Revolution#129, May 18, 2008

Dock Workers Shut Down Pacific Coast Ports on May Day in Protest of U.S. Wars

On May 1, International Longshore and Warehouse Union (ILWU) shut down all 29 West Coast ports.  More than 25,000 ILWU members refused to report for work, demanding an immediate end to the U.S. wars in Iraq and Afghanistan.

Jack Heyman, a member of the ILWU executive board and an Oakland Port worker, told Democracy Now! that this was the first work stoppage where workers were “witholding their labor…and demanding an end to the war and immediate withdrawal of troops.” The workers went up against the shipping companies and port owners who tried to have the strike declared illegal and an arbitrator who sided with the owners. Heyman said that to carry out the strike, the ILWU members also had to defy their own union officials.

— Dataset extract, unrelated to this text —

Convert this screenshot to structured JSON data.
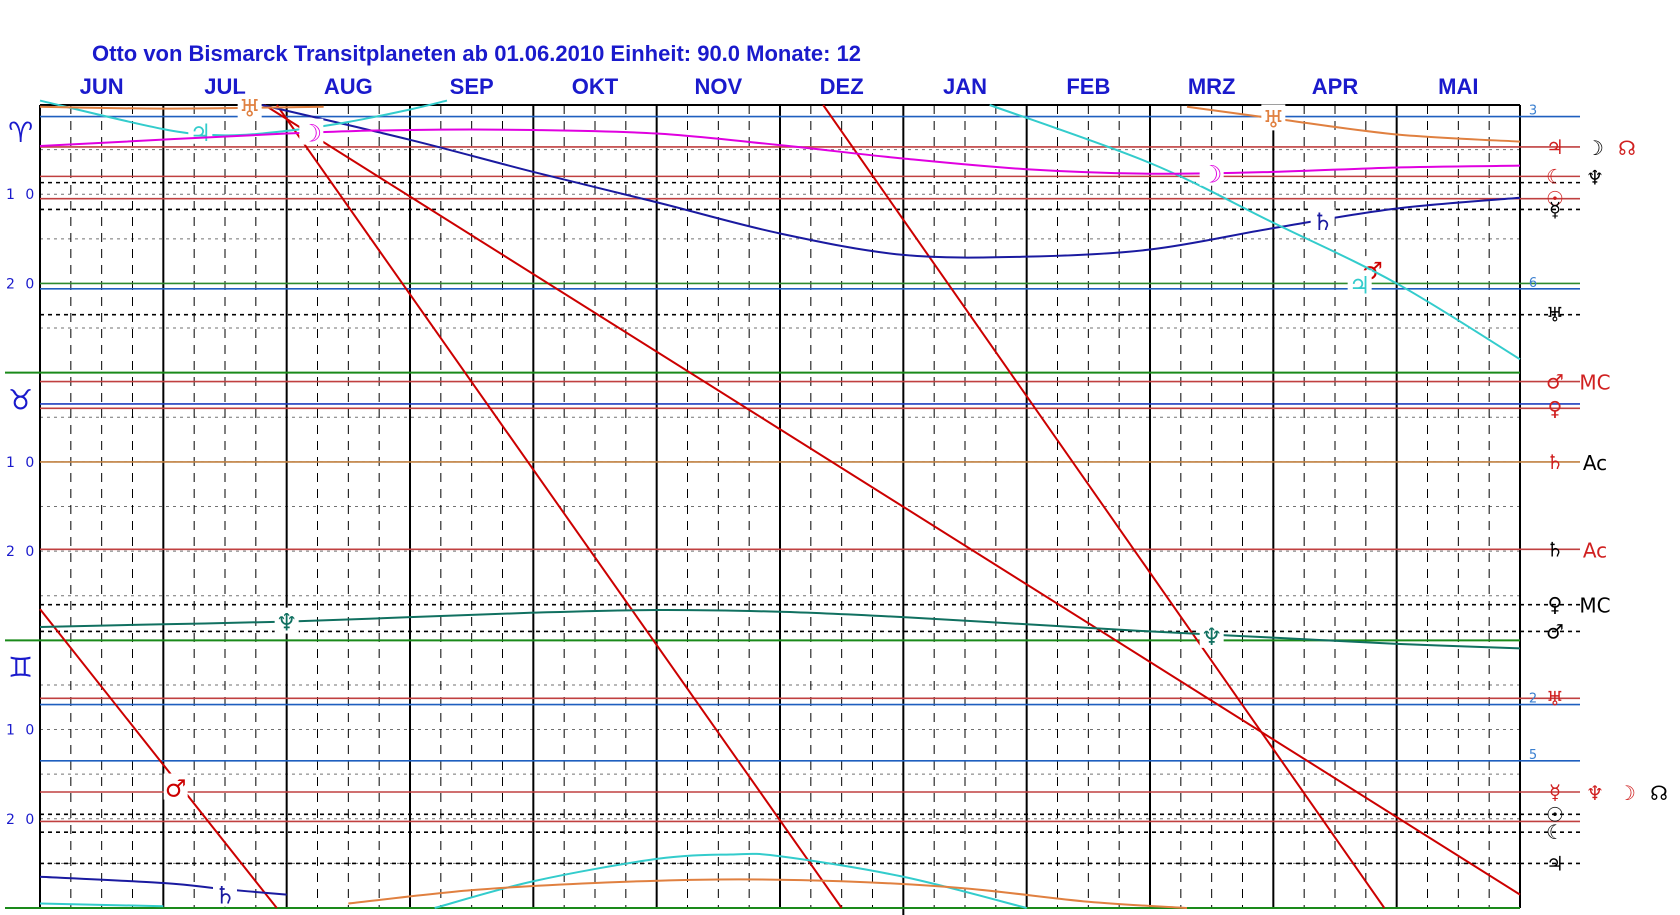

Marches and rallies in solidarity with the ILWU were held up and down the Pacific Coast. One thousand people rallied and marched in Seattle. In San Francisco, where 1000 marched, speakers at the rally included actor and activist Danny Glover, Cindy Sheehan, and former Congressperson Cynthia McKinney.

In solidarity with the ILWU, the General Union of Port Workers in Iraq stopped work for one hour on May Day in the ports of Umm Qasr and Khor Al Zubair. In a statement to “Brothers and Sisters of ILWU,” the group said, “The courageous decision you made to carry out a strike on May Day to protest against the war and occupation of Iraq advances our struggle against occupation to bring a better future for us and for the rest of the world as well.” The statement from the Iraqi dock workers spoke to the meaning of the U.S. occupation of that country: “Five years of invasion, war, and occupation have brought nothing but death, destruction, misery, and suffering to our people.”